WordPress as CMS: How to make custom fields easy to use

Ed: This article is part of the 21 Days of WordPress Tips

The most frustrating feature of WordPress is custom fields. They provide huge potential for usability but remain largely under developed.

The term “custom fields” means nothing to anyone but a WordPress power user and their explanation (“Custom fields can be used to add extra metadata to a post that you can use in your theme.”) is even less helpful.

morefields1

However, they can be very powerful if used correctly.

You can use them any time you want to show content on a specific part of your page. Here’s a few examples:

  • Contact information
  • Embed code for videos, Wufoo forms, etc
  • Links to specific images
  • Product information (model, price, quantity, etc)

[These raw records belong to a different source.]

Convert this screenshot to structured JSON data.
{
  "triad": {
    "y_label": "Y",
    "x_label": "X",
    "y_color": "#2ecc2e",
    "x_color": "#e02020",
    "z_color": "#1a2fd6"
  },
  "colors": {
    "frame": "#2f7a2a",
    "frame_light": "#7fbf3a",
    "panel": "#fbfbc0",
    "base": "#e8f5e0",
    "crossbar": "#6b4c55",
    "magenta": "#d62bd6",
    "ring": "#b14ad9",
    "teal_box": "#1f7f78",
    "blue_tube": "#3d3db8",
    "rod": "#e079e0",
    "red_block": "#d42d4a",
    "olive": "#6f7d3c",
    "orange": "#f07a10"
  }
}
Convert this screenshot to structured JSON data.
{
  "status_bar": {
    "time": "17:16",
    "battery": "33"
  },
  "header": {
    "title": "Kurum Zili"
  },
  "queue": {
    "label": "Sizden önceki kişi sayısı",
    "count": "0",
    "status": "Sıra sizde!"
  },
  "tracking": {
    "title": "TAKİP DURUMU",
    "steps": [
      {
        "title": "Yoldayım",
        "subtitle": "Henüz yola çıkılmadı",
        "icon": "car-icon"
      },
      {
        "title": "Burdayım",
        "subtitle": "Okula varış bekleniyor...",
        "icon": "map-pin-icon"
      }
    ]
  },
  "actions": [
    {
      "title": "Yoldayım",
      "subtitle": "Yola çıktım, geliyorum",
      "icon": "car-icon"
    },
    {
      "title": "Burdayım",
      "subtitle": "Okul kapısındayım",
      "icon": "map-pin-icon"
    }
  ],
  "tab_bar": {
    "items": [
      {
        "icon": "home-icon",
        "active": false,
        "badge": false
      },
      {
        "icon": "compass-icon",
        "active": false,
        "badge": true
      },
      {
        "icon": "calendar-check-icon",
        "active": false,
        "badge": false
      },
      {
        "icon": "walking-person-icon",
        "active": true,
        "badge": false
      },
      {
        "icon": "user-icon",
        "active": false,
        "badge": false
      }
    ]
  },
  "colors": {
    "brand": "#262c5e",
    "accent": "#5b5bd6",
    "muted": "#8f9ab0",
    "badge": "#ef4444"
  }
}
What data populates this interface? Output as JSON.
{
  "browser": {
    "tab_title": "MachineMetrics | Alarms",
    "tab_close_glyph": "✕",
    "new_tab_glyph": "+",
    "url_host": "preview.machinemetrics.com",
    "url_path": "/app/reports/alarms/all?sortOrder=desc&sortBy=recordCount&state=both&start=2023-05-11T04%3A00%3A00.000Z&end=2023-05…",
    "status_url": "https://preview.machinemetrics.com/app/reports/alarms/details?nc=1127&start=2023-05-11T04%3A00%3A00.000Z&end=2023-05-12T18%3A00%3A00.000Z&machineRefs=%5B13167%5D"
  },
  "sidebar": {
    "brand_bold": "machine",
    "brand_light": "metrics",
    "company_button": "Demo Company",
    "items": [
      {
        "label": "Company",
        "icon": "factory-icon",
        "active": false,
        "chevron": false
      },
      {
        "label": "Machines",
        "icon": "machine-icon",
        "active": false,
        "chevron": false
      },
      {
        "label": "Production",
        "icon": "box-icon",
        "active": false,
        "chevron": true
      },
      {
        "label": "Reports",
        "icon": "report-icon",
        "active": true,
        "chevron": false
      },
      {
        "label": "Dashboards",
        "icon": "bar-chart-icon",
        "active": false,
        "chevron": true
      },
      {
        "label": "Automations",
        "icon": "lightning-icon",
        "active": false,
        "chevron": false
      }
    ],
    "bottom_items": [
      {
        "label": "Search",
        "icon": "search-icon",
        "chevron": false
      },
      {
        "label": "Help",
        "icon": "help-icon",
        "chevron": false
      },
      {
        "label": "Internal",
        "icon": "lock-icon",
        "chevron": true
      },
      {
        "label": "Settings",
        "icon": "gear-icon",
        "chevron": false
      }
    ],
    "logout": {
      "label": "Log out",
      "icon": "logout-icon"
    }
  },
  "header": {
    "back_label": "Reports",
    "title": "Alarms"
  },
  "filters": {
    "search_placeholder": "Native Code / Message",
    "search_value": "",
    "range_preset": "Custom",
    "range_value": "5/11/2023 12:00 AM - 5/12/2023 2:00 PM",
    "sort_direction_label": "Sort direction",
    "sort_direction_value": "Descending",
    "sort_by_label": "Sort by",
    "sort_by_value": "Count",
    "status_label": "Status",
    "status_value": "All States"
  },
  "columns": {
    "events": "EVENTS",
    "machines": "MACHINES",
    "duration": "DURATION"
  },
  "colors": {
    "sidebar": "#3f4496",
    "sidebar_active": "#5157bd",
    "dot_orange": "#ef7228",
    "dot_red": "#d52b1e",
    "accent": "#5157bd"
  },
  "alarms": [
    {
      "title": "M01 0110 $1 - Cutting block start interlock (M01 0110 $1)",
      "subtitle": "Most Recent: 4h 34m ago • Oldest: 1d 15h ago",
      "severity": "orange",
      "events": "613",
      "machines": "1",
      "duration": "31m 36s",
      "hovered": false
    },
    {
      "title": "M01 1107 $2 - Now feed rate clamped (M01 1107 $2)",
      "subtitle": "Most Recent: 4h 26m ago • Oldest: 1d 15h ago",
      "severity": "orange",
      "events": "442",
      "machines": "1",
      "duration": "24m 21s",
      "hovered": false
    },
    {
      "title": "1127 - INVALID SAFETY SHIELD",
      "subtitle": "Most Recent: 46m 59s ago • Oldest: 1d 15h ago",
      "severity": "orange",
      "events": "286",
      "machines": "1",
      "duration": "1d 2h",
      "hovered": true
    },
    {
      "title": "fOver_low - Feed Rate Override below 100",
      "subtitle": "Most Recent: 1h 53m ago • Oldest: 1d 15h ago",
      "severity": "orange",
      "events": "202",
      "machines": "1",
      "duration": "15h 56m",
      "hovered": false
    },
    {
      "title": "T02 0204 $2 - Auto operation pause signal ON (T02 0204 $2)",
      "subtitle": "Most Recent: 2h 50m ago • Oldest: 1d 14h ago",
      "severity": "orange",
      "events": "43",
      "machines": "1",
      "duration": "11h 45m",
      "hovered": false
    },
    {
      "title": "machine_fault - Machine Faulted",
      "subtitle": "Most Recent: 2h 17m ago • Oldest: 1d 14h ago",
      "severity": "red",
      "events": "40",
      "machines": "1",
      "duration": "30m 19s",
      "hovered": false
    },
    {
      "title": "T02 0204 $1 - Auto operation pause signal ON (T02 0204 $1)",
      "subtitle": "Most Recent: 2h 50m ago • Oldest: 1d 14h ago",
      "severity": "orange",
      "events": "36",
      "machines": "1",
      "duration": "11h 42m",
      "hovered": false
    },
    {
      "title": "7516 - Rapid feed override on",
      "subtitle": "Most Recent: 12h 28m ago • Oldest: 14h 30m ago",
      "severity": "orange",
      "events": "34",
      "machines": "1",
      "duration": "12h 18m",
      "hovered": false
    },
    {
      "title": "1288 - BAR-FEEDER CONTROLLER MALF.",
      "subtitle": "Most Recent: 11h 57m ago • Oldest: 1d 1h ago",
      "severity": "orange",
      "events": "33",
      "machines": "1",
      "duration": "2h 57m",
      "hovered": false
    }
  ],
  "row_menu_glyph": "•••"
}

By having this content in a specific custom field, it allows you to display and manipulate it apart from the other page content.

The problem is the user interface is absolutely horrid. Any custom field you’ve every used is in a drop down box. Not to mention the text box for holding the data is small. And if you want to add any HTML tags, it again becomes completely useless to the average user.

Thankfully a developer by the name of Henrik Melin also saw this deficiency and wrote a plugin called More Fields.

This plugin takes control of the custom fields and allows you to add any number of new input blocks to the Write/Edit pages in WordPress. The input types include:

  • Text
  • Textarea
  • WYSIWYG
  • Select
  • Radio
  • Checkbox

I’ve already used this plugin for a few clients and it works fantastic. It allows you to add any number of custom fields in a way that makes it extremely easy to update.

Here is a screenshot of a Test Box I created in just a couple minutes that uses a WYSIWYG, radio select and drop down select:

morefields

If you’ve ever wanted to take control of your Write/Edit pages in WordPress and make them much more useful for you or your client, download and install the More Fields plugin immediately!